For 150 years Confederate monuments and other memorials dotted the American landscape. Few people objected. After all, a third of the American people are descended from Confederate soldiers and Congress has officially and legally declared Confederates to be “American veterans.”
That time has passed.
There is an epidemic of hate and fear sweeping the land, a wave of hostility and intolerance that shows no sign of slowing or stopping. Its fury is directed at Southern symbols—flags, monuments, and other displays—in fact, everything Southern now appears to be a target. Paul C. Graham has courageously examined this case of mass hysteria—a condition he has aptly dubbed Confederaphobia.
“It’s one thing,” writes Graham, “to acknowledge that the meaning of symbols is one of perspective. It’s quite another thing to have the meaning dictated by ideologues who are not participants in the cultural tradition . . . . Southern symbols mean to the Southerner exactly what they say that they do . . .speak for those people for whom Southern identity is a living reality.”

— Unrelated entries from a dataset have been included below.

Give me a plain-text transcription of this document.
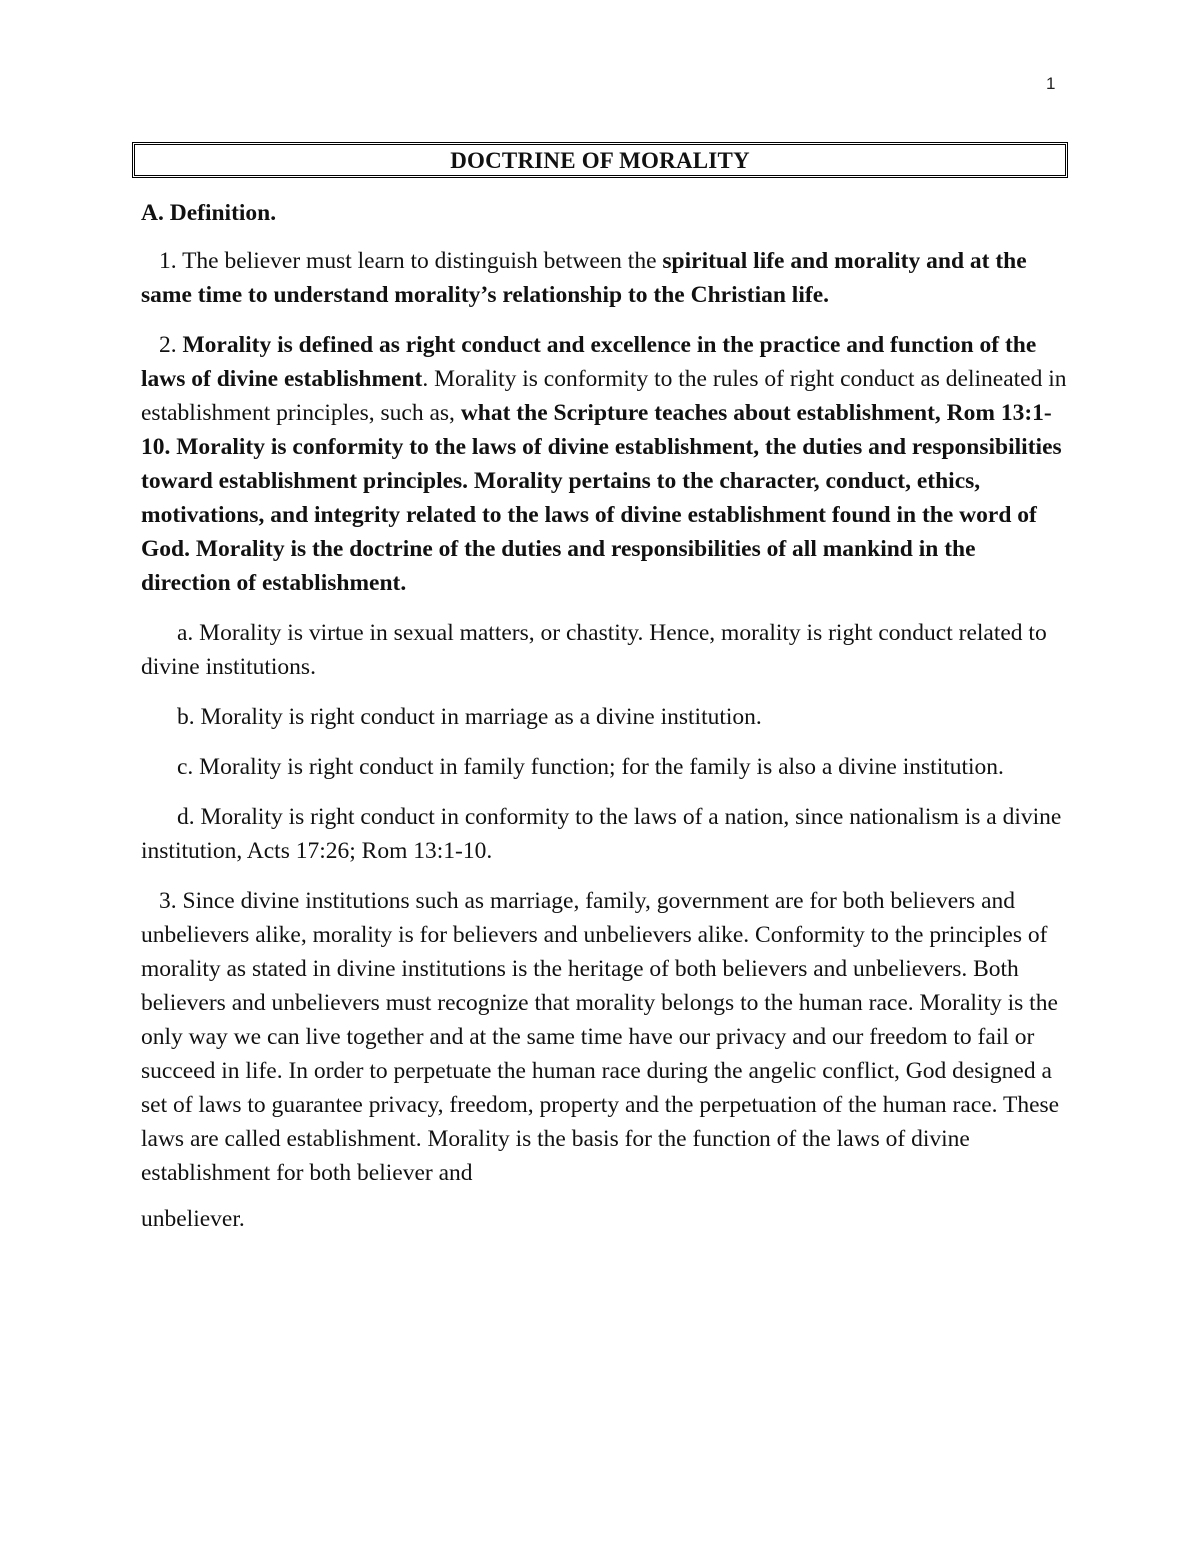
1
DOCTRINE OF MORALITY

A. Definition.

1. The believer must learn to distinguish between the spiritual life and morality and at the same time to understand morality’s relationship to the Christian life.

2. Morality is defined as right conduct and excellence in the practice and function of the laws of divine establishment. Morality is conformity to the rules of right conduct as delineated in establishment principles, such as, what the Scripture teaches about establishment, Rom 13:1-10. Morality is conformity to the laws of divine establishment, the duties and responsibilities toward establishment principles. Morality pertains to the character, conduct, ethics, motivations, and integrity related to the laws of divine establishment found in the word of God. Morality is the doctrine of the duties and responsibilities of all mankind in the direction of establishment.

a. Morality is virtue in sexual matters, or chastity. Hence, morality is right conduct related to divine institutions.

b. Morality is right conduct in marriage as a divine institution.

c. Morality is right conduct in family function; for the family is also a divine institution.

d. Morality is right conduct in conformity to the laws of a nation, since nationalism is a divine institution, Acts 17:26; Rom 13:1-10.

3. Since divine institutions such as marriage, family, government are for both believers and unbelievers alike, morality is for believers and unbelievers alike. Conformity to the principles of morality as stated in divine institutions is the heritage of both believers and unbelievers. Both believers and unbelievers must recognize that morality belongs to the human race. Morality is the only way we can live together and at the same time have our privacy and our freedom to fail or succeed in life. In order to perpetuate the human race during the angelic conflict, God designed a set of laws to guarantee privacy, freedom, property and the perpetuation of the human race. These laws are called establishment. Morality is the basis for the function of the laws of divine establishment for both believer and

unbeliever.
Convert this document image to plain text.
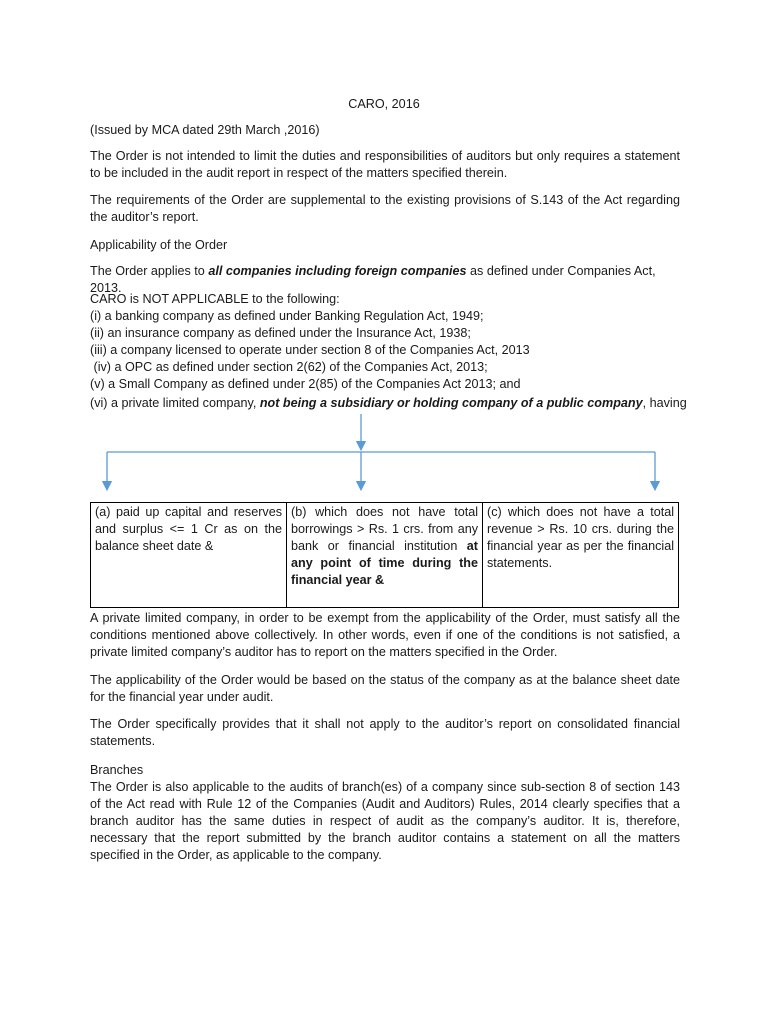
CARO, 2016

(Issued by MCA dated 29th March ,2016)

The Order is not intended to limit the duties and responsibilities of auditors but only requires a statement to be included in the audit report in respect of the matters specified therein.

The requirements of the Order are supplemental to the existing provisions of S.143 of the Act regarding the auditor’s report.

Applicability of the Order

The Order applies to all companies including foreign companies as defined under Companies Act, 2013.

CARO is NOT APPLICABLE to the following:

(i) a banking company as defined under Banking Regulation Act, 1949;

(ii) an insurance company as defined under the Insurance Act, 1938;

(iii) a company licensed to operate under section 8 of the Companies Act, 2013

(iv) a OPC as defined under section 2(62) of the Companies Act, 2013;

(v) a Small Company as defined under 2(85) of the Companies Act 2013; and

(vi) a private limited company, not being a subsidiary or holding company of a public company, having

(a) paid up capital and reserves and surplus <= 1 Cr as on the balance sheet date &	(b) which does not have total borrowings > Rs. 1 crs. from any bank or financial institution at any point of time during the financial year &	(c) which does not have a total revenue > Rs. 10 crs. during the financial year as per the financial statements.

A private limited company, in order to be exempt from the applicability of the Order, must satisfy all the conditions mentioned above collectively. In other words, even if one of the conditions is not satisfied, a private limited company’s auditor has to report on the matters specified in the Order.

The applicability of the Order would be based on the status of the company as at the balance sheet date for the financial year under audit.

The Order specifically provides that it shall not apply to the auditor’s report on consolidated financial statements.

Branches

The Order is also applicable to the audits of branch(es) of a company since sub-section 8 of section 143 of the Act read with Rule 12 of the Companies (Audit and Auditors) Rules, 2014 clearly specifies that a branch auditor has the same duties in respect of audit as the company’s auditor. It is, therefore, necessary that the report submitted by the branch auditor contains a statement on all the matters specified in the Order, as applicable to the company.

Southern people are growing weary of the ongoing demonization; of being bullied and harassed; and have begun to realize that Confederaphobia is not a matter of monuments, but a campaign to expunge their identity. If you are a self-identified Southerner, you are a potential target! It’s not too late to inoculate yourself from the dangerous effects of this disease, but this is only possible if you recognize the problem.
The problem is not Confederate flags, monuments, markers, belt-buckles, stickers, do-dads, knick-knacks, what-nots, or Dukes of Hazzard re-runs—the problem is Confederaphobia!